Thus it can be seen that: when "\w+" matches, it will match as many characters as possible.
In the second example, it does not match the last "d", but this is in order to let the whole
pattern match successfully. Pattern with "*" or "{m,n}" will also match as many times as
possible, pattern with "?" will match if possible.

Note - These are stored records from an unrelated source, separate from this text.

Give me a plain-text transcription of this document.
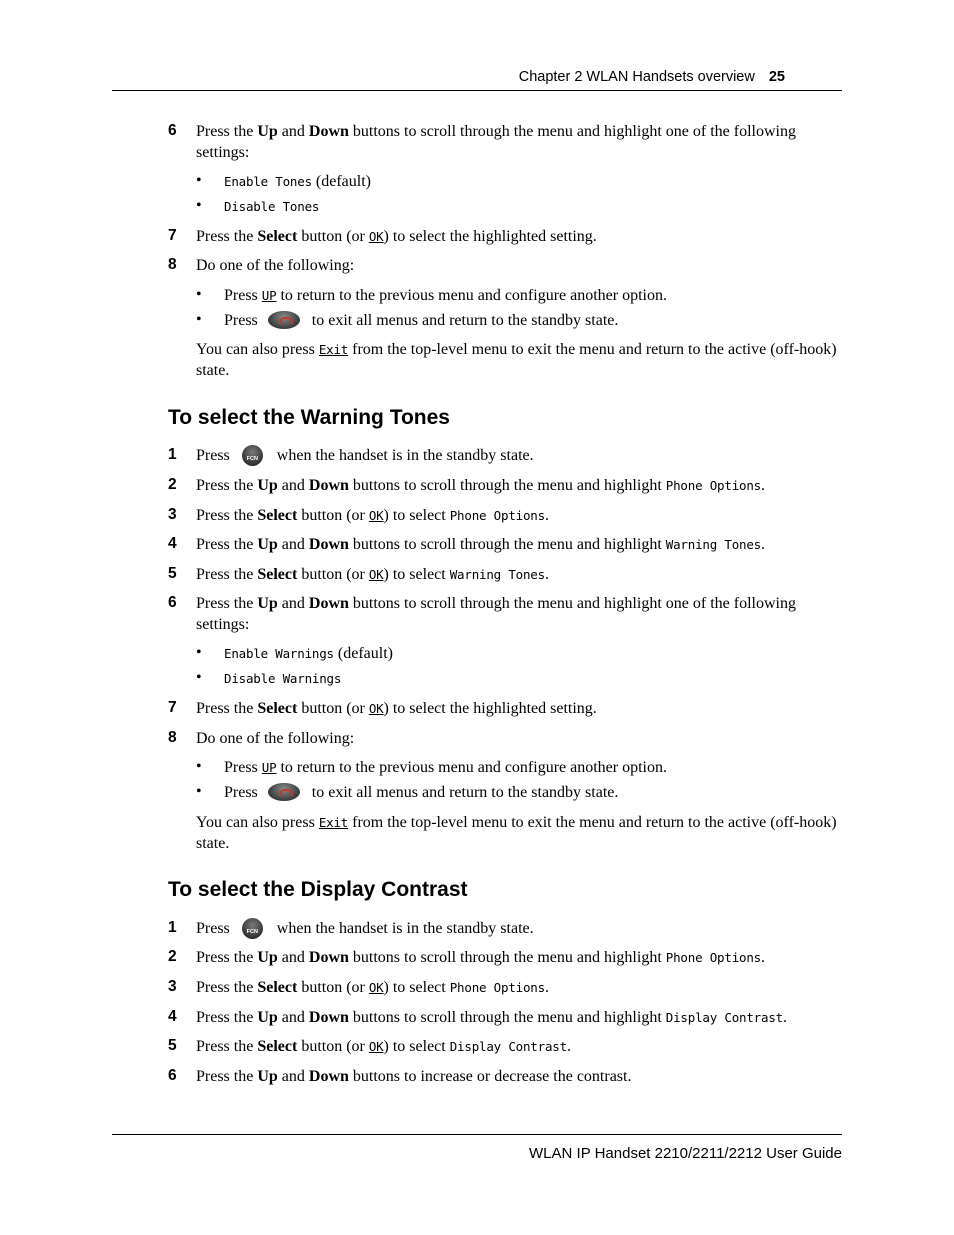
Chapter 2 WLAN Handsets overview 25
6 Press the Up and Down buttons to scroll through the menu and highlight one of the following settings:
• Enable Tones (default)
• Disable Tones
7 Press the Select button (or OK) to select the highlighted setting.
8 Do one of the following:
• Press UP to return to the previous menu and configure another option.
• Press	to exit all menus and return to the standby state.
You can also press Exit from the top-level menu to exit the menu and return to the active (off-hook) state.
To select the Warning Tones
1 Press	FCN when the handset is in the standby state.
2 Press the Up and Down buttons to scroll through the menu and highlight Phone Options.
3 Press the Select button (or OK) to select Phone Options.
4 Press the Up and Down buttons to scroll through the menu and highlight Warning Tones.
5 Press the Select button (or OK) to select Warning Tones.
6 Press the Up and Down buttons to scroll through the menu and highlight one of the following settings:
• Enable Warnings (default)
• Disable Warnings
7 Press the Select button (or OK) to select the highlighted setting.
8 Do one of the following:
• Press UP to return to the previous menu and configure another option.
• Press	to exit all menus and return to the standby state.
You can also press Exit from the top-level menu to exit the menu and return to the active (off-hook) state.
To select the Display Contrast
1 Press	FCN when the handset is in the standby state.
2 Press the Up and Down buttons to scroll through the menu and highlight Phone Options.
3 Press the Select button (or OK) to select Phone Options.
4 Press the Up and Down buttons to scroll through the menu and highlight Display Contrast.
5 Press the Select button (or OK) to select Display Contrast.
6 Press the Up and Down buttons to increase or decrease the contrast.
WLAN IP Handset 2210/2211/2212 User Guide
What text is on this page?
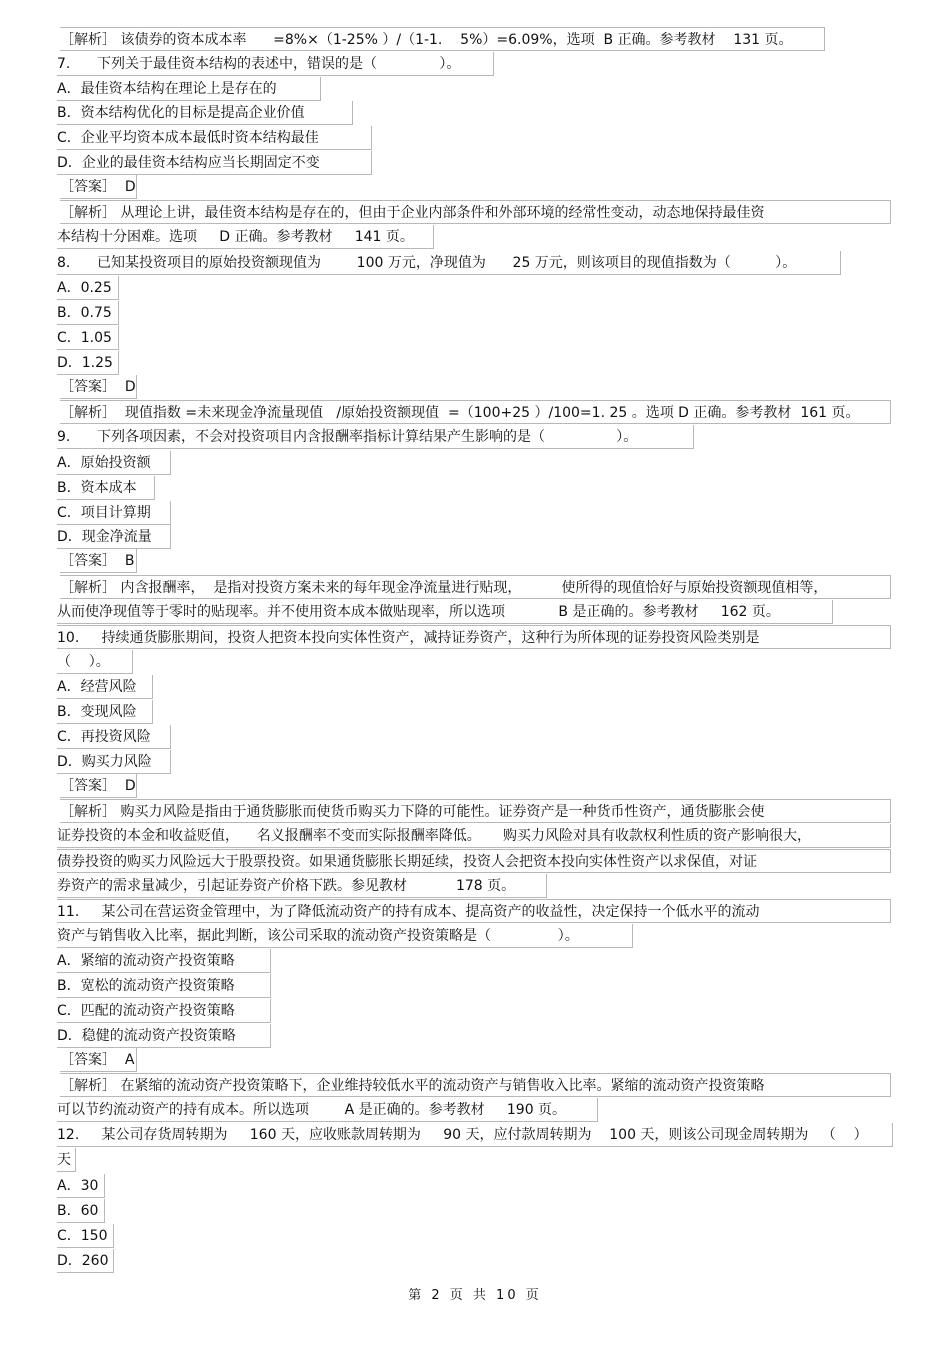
［解析］ 该债券的资本成本率      =8%×（1-25% ）/（1-1.    5%）=6.09%，选项  B 正确。参考教材    131 页。
7.      下列关于最佳资本结构的表述中，错误的是（              ）。
A．最佳资本结构在理论上是存在的
B．资本结构优化的目标是提高企业价值
C．企业平均资本成本最低时资本结构最佳
D．企业的最佳资本结构应当长期固定不变
［答案］  D
［解析］ 从理论上讲，最佳资本结构是存在的，但由于企业内部条件和外部环境的经常性变动，动态地保持最佳资
本结构十分困难。选项     D 正确。参考教材     141 页。
8.      已知某投资项目的原始投资额现值为        100 万元，净现值为      25 万元，则该项目的现值指数为（          ）。
A．0.25
B．0.75
C．1.05
D．1.25
［答案］  D
［解析］  现值指数 =未来现金净流量现值   /原始投资额现值  =（100+25 ）/100=1. 25 。选项 D 正确。参考教材  161 页。
9.      下列各项因素，不会对投资项目内含报酬率指标计算结果产生影响的是（                ）。
A．原始投资额
B．资本成本
C．项目计算期
D．现金净流量
［答案］  B
［解析］ 内含报酬率，  是指对投资方案未来的每年现金净流量进行贴现，         使所得的现值恰好与原始投资额现值相等，
从而使净现值等于零时的贴现率。并不使用资本成本做贴现率，所以选项            B 是正确的。参考教材     162 页。
10.     持续通货膨胀期间，投资人把资本投向实体性资产，减持证券资产，这种行为所体现的证券投资风险类别是
（    ）。
A．经营风险
B．变现风险
C．再投资风险
D．购买力风险
［答案］  D
［解析］ 购买力风险是指由于通货膨胀而使货币购买力下降的可能性。证券资产是一种货币性资产，通货膨胀会使
证券投资的本金和收益贬值，    名义报酬率不变而实际报酬率降低。     购买力风险对具有收款权利性质的资产影响很大，
债券投资的购买力风险远大于股票投资。如果通货膨胀长期延续，投资人会把资本投向实体性资产以求保值，对证
券资产的需求量减少，引起证券资产价格下跌。参见教材           178 页。
11.     某公司在营运资金管理中，为了降低流动资产的持有成本、提高资产的收益性，决定保持一个低水平的流动
资产与销售收入比率，据此判断，该公司采取的流动资产投资策略是（               ）。
A．紧缩的流动资产投资策略
B．宽松的流动资产投资策略
C．匹配的流动资产投资策略
D．稳健的流动资产投资策略
［答案］  A
［解析］ 在紧缩的流动资产投资策略下，企业维持较低水平的流动资产与销售收入比率。紧缩的流动资产投资策略
可以节约流动资产的持有成本。所以选项        A 是正确的。参考教材     190 页。
12.     某公司存货周转期为     160 天，应收账款周转期为     90 天，应付款周转期为    100 天，则该公司现金周转期为   （    ）
天
A．30
B．60
C．150
D．260
第 2 页 共 10 页
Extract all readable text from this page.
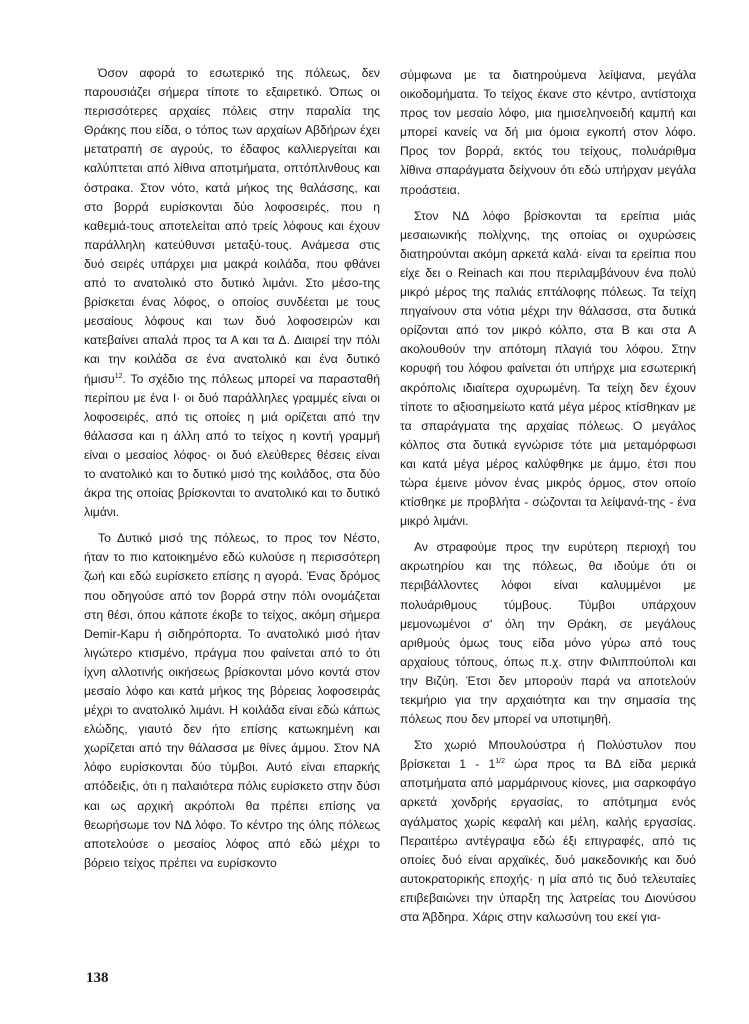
Όσον αφορά το εσωτερικό της πόλεως, δεν παρουσιάζει σήμερα τίποτε το εξαιρετικό. Όπως οι περισσότερες αρχαίες πόλεις στην παραλία της Θράκης που είδα, ο τόπος των αρχαίων Αβδήρων έχει μετατραπή σε αγρούς, το έδαφος καλλιεργείται και καλύπτεται από λίθινα αποτμήματα, οπτόπλινθους και όστρακα. Στον νότο, κατά μήκος της θαλάσσης, και στο βορρά ευρίσκονται δύο λοφοσειρές, που η καθεμιά-τους αποτελείται από τρείς λόφους και έχουν παράλληλη κατεύθυνσι μεταξύ-τους. Ανάμεσα στις δυό σειρές υπάρχει μια μακρά κοιλάδα, που φθάνει από το ανατολικό στο δυτικό λιμάνι. Στο μέσο-της βρίσκεται ένας λόφος, ο οποίος συνδέεται με τους μεσαίους λόφους και των δυό λοφοσειρών και κατεβαίνει απαλά προς τα Α και τα Δ. Διαιρεί την πόλι και την κοιλάδα σε ένα ανατολικό και ένα δυτικό ήμισυ$^{12}$. Το σχέδιο της πόλεως μπορεί να παρασταθή περίπου με ένα Ι· οι δυό παράλληλες γραμμές είναι οι λοφοσειρές, από τις οποίες η μιά ορίζεται από την θάλασσα και η άλλη από το τείχος η κοντή γραμμή είναι ο μεσαίος λόφος· οι δυό ελεύθερες θέσεις είναι το ανατολικό και το δυτικό μισό της κοιλάδος, στα δύο άκρα της οποίας βρίσκονται το ανατολικό και το δυτικό λιμάνι.

Το Δυτικό μισό της πόλεως, το προς τον Νέστο, ήταν το πιο κατοικημένο εδώ κυλούσε η περισσότερη ζωή και εδώ ευρίσκετο επίσης η αγορά. Ένας δρόμος που οδηγούσε από τον βορρά στην πόλι ονομάζεται στη θέσι, όπου κάποτε έκοβε το τείχος, ακόμη σήμερα Demir-Kapu ή σιδηρόπορτα. Το ανατολικό μισό ήταν λιγώτερο κτισμένο, πράγμα που φαίνεται από το ότι ίχνη αλλοτινής οικήσεως βρίσκονται μόνο κοντά στον μεσαίο λόφο και κατά μήκος της βόρειας λοφοσειράς μέχρι το ανατολικό λιμάνι. Η κοιλάδα είναι εδώ κάπως ελώδης, γιαυτό δεν ήτο επίσης κατωκημένη και χωρίζεται από την θάλασσα με θίνες άμμου. Στον ΝΑ λόφο ευρίσκονται δύο τύμβοι. Αυτό είναι επαρκής απόδειξις, ότι η παλαιότερα πόλις ευρίσκετο στην δύσι και ως αρχική ακρόπολι θα πρέπει επίσης να θεωρήσωμε τον ΝΔ λόφο. Το κέντρο της όλης πόλεως αποτελούσε ο μεσαίος λόφος από εδώ μέχρι το βόρειο τείχος πρέπει να ευρίσκοντο

σύμφωνα με τα διατηρούμενα λείψανα, μεγάλα οικοδομήματα. Το τείχος έκανε στο κέντρο, αντίστοιχα προς τον μεσαίο λόφο, μια ημισεληνοειδή καμπή και μπορεί κανείς να δή μια όμοια εγκοπή στον λόφο. Προς τον βορρά, εκτός του τείχους, πολυάριθμα λίθινα σπαράγματα δείχνουν ότι εδώ υπήρχαν μεγάλα προάστεια.

Στον ΝΔ λόφο βρίσκονται τα ερείπια μιάς μεσαιωνικής πολίχνης, της οποίας οι οχυρώσεις διατηρούνται ακόμη αρκετά καλά· είναι τα ερείπια που είχε δει ο Reinach και που περιλαμβάνουν ένα πολύ μικρό μέρος της παλιάς επτάλοφης πόλεως. Τα τείχη πηγαίνουν στα νότια μέχρι την θάλασσα, στα δυτικά ορίζονται από τον μικρό κόλπο, στα Β και στα Α ακολουθούν την απότομη πλαγιά του λόφου. Στην κορυφή του λόφου φαίνεται ότι υπήρχε μια εσωτερική ακρόπολις ιδιαίτερα οχυρωμένη. Τα τείχη δεν έχουν τίποτε το αξιοσημείωτο κατά μέγα μέρος κτίσθηκαν με τα σπαράγματα της αρχαίας πόλεως. Ο μεγάλος κόλπος στα δυτικά εγνώρισε τότε μια μεταμόρφωσι και κατά μέγα μέρος καλύφθηκε με άμμο, έτσι που τώρα έμεινε μόνον ένας μικρός όρμος, στον οποίο κτίσθηκε με προβλήτα - σώζονται τα λείψανά-της - ένα μικρό λιμάνι.

Αν στραφούμε προς την ευρύτερη περιοχή του ακρωτηρίου και της πόλεως, θα ιδούμε ότι οι περιβάλλοντες λόφοι είναι καλυμμένοι με πολυάριθμους τύμβους. Τύμβοι υπάρχουν μεμονωμένοι σ' όλη την Θράκη, σε μεγάλους αριθμούς όμως τους είδα μόνο γύρω από τους αρχαίους τόπους, όπως π.χ. στην Φιλιππούπολι και την Βιζύη. Έτσι δεν μπορούν παρά να αποτελούν τεκμήριο για την αρχαιότητα και την σημασία της πόλεως που δεν μπορεί να υποτιμηθή.

Στο χωριό Μπουλούστρα ή Πολύστυλον που βρίσκεται $1 - 1^{1/2}$ ώρα προς τα ΒΔ είδα μερικά αποτμήματα από μαρμάρινους κίονες, μια σαρκοφάγο αρκετά χονδρής εργασίας, το απότμημα ενός αγάλματος χωρίς κεφαλή και μέλη, καλής εργασίας. Περαιτέρω αντέγραψα εδώ έξι επιγραφές, από τις οποίες δυό είναι αρχαϊκές, δυό μακεδονικής και δυό αυτοκρατορικής εποχής· η μία από τις δυό τελευταίες επιβεβαιώνει την ύπαρξη της λατρείας του Διονύσου στα Άβδηρα. Χάρις στην καλωσύνη του εκεί για-

138
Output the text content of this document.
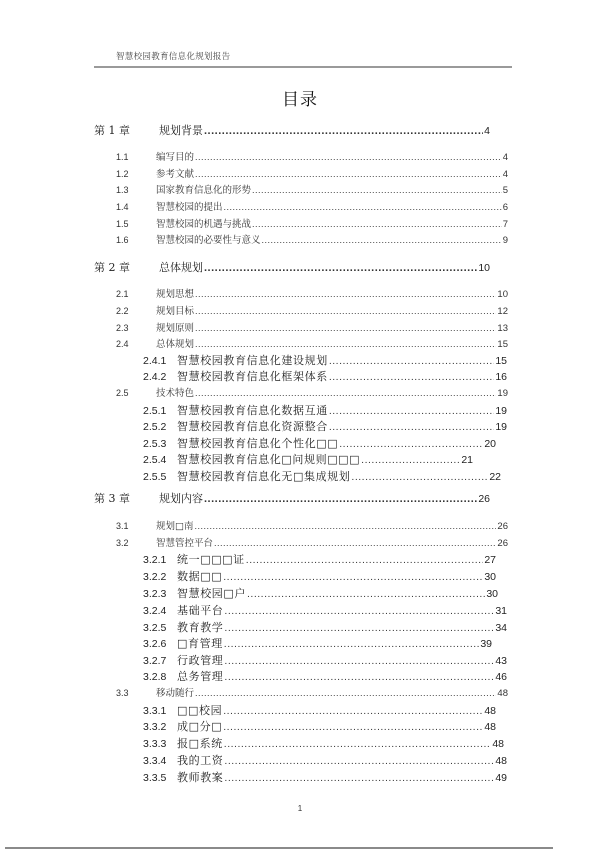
智慧校园教育信息化规划报告
目录
第 1 章	规划背景 .....	4
1.1	编写目的 .....	4
1.2	参考文献 .....	4
1.3	国家教育信息化的形势 .....	5
1.4	智慧校园的提出 .....	6
1.5	智慧校园的机遇与挑战 .....	7
1.6	智慧校园的必要性与意义 .....	9
第 2 章	总体规划 .....	10
2.1	规划思想 .....	10
2.2	规划目标 .....	12
2.3	规划原则 .....	13
2.4	总体规划 .....	15
2.4.1 智慧校园教育信息化建设规划 .....	15
2.4.2 智慧校园教育信息化框架体系 .....	16
2.5	技术特色 .....	19
2.5.1 智慧校园教育信息化数据互通 .....	19
2.5.2 智慧校园教育信息化资源整合 .....	19
2.5.3 智慧校园教育信息化个性化□□ .....	20
2.5.4 智慧校园教育信息化□问规则□□□ .....	21
2.5.5 智慧校园教育信息化无□集成规划 .....	22
第 3 章	规划内容 .....	26
3.1	规划□南 .....	26
3.2	智慧管控平台 .....	26
3.2.1 统一□□□证 .....	27
3.2.2 数据□□ .....	30
3.2.3 智慧校园□户 .....	30
3.2.4 基础平台 .....	31
3.2.5 教育教学 .....	34
3.2.6 □育管理 .....	39
3.2.7 行政管理 .....	43
3.2.8 总务管理 .....	46
3.3	移动随行 .....	48
3.3.1 □□校园 .....	48
3.3.2 成□分□ .....	48
3.3.3 报□系统 .....	48
3.3.4 我的工资 .....	48
3.3.5 教师教案 .....	49
1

This type of matching is called "greedy
matching". ?
Reluctant Matching:
To follow the quantifier with a "?", it can let the pattern to match the minimum number of
times possible. This type of matching is called reluctant matching. In order to let the whole
pattern match successfully, the reluctant pattern may match a few more times if it is required.
For example, to match "dxxxdxxxd":
Expression Match result
(d)(\w+?) "\w+?" match as few times as possible, so "\w+?" matches only one "x"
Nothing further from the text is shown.